For Enrique Pérez Mesa, director of the National Symphony Orchestra of Cuba, music transcends politics.
"The language of music is universal," Pérez Mesa said from Havana in a telephone interview with Centro Tampa.
The Cuban director will conduct The Florida Orchestra in three concerts Friday, Saturday and Sunday in Tampa, St. Petersburg and Clearwater.
The concerts are part of a multiyear cultural exchange with the island nation that began with a visit to Havana in September by The Florida Orchestra's wind quartet.
In the fall, musicians from both orchestras will perform at the Cuban Club, which was founded by Cuban immigrants in 1899, and the National Symphony Orchestra of Cuba will perform at the Mahaffey Theater in St.
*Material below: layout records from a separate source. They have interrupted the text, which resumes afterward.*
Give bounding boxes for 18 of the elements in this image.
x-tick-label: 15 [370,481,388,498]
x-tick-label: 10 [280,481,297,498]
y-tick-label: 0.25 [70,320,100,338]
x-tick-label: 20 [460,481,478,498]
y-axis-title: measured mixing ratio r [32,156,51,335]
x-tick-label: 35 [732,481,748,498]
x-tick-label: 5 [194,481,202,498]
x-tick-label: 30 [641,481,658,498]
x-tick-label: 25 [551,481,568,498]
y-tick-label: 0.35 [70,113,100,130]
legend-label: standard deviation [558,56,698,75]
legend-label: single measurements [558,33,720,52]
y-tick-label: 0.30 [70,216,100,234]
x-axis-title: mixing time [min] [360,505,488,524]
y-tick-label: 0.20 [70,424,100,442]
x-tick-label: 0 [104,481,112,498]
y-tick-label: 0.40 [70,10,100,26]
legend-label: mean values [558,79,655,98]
Petersburg.
Pérez Mesa began his career as a musical director in 1991 with the Symphony Orchestra of Matanzas, Cuba. In 2002, he joined the Cuban orchestra as an adjunct director.
Q: What do you have prepared for Florida symphony fans?
A: We are going to perform "Penthesilea" by Carlos Fariñas, one of the most important Cuban composers of the 20th century. It is a musical piece with a very strong, very big orchestration that emphasizes the percussion instruments. Then we will perform "Huapango," which is an emblematic piece by the Mexican composer José Pablo Moncayo. We will also perform "Ritmotiv," which has a very important rhythmical pattern, by Cuban composer Guido López-Gavilán. Those two Cuban pieces will be premiering in the United States. And a piece by (Serguéi) Prokófiev, the renowned "Symphony No. 1."
Q: As a director, is it really necessary to speak the language to communicate with musicians?
A: No. I believe that there's a musical jargon, a language that is known to the entire world. It is a system of signals that does not depend on the fact that the director will be able to explain how he wants a certain passage. I believe that it is very easy to be understood throughout the world. The musical language is universal; the signs are the same. The director's gestures can change, but everything is really similar.
Q: What is the most difficult part of conducting an orchestra?
A: Everything. It is complex. It is a single person with 90 or 100 musicians, with each musician in his own world and perhaps thinking of something different. The important things are to try to grab the attention of the musician, to make a very detailed study of the orchestra, to make sure that the musician has your attention and that he really likes the interpretation. You have to know what each person is thinking, which gesture is the most important, when a musician is tired and how far you can push him
Q: How many musicians play in the National Symphony Orchestra of Cuba?
A: The Orchestra has 92 musicians, all Cubans, and all of them are a product of the system of artistic education of Cuba. All of them studied (in Cuba), and it is quite a young orchestra, with an average age of around 40 years old, and the orchestra was created 52 years ago.
Q: What's your take on this cultural exchange program between your institution and The Florida Orchestra?
A: It is very important. Art is universal, and music needs all of these exchanges, of course. It is important that they see the musical level and the technical level of the Cuban musicians, and that we could be able to see the Florida musicians as well.
Q: What's the benefit of this exchange for Cuban musicians?
A: First of all, you perform in front of a different public. Secondly, you can show the repertoire of Cuban music to the North American public. The relation between the musicians is very easygoing, and, in addition, the interaction of two cultures that have been very connected throughout history.
Q: Because of this cultural exchange, have you received complaints that are politically motivated?
A: Not at all. We even had the opportunity to host The Florida Orchestra's wind quintet that did an excellent work with our students. They interacted with them, they performed, they could see the technical level of the Cuban students, and it was beautiful.
Q: Do you think music can make people forget about ideological differences?
A: Music is capable of cleaning and capable of getting rid of any differences that could exist between people. I, as a musician, consider music the greatest art. Throughout history, music has been present at different historical moments, different political moments, and has continued being music.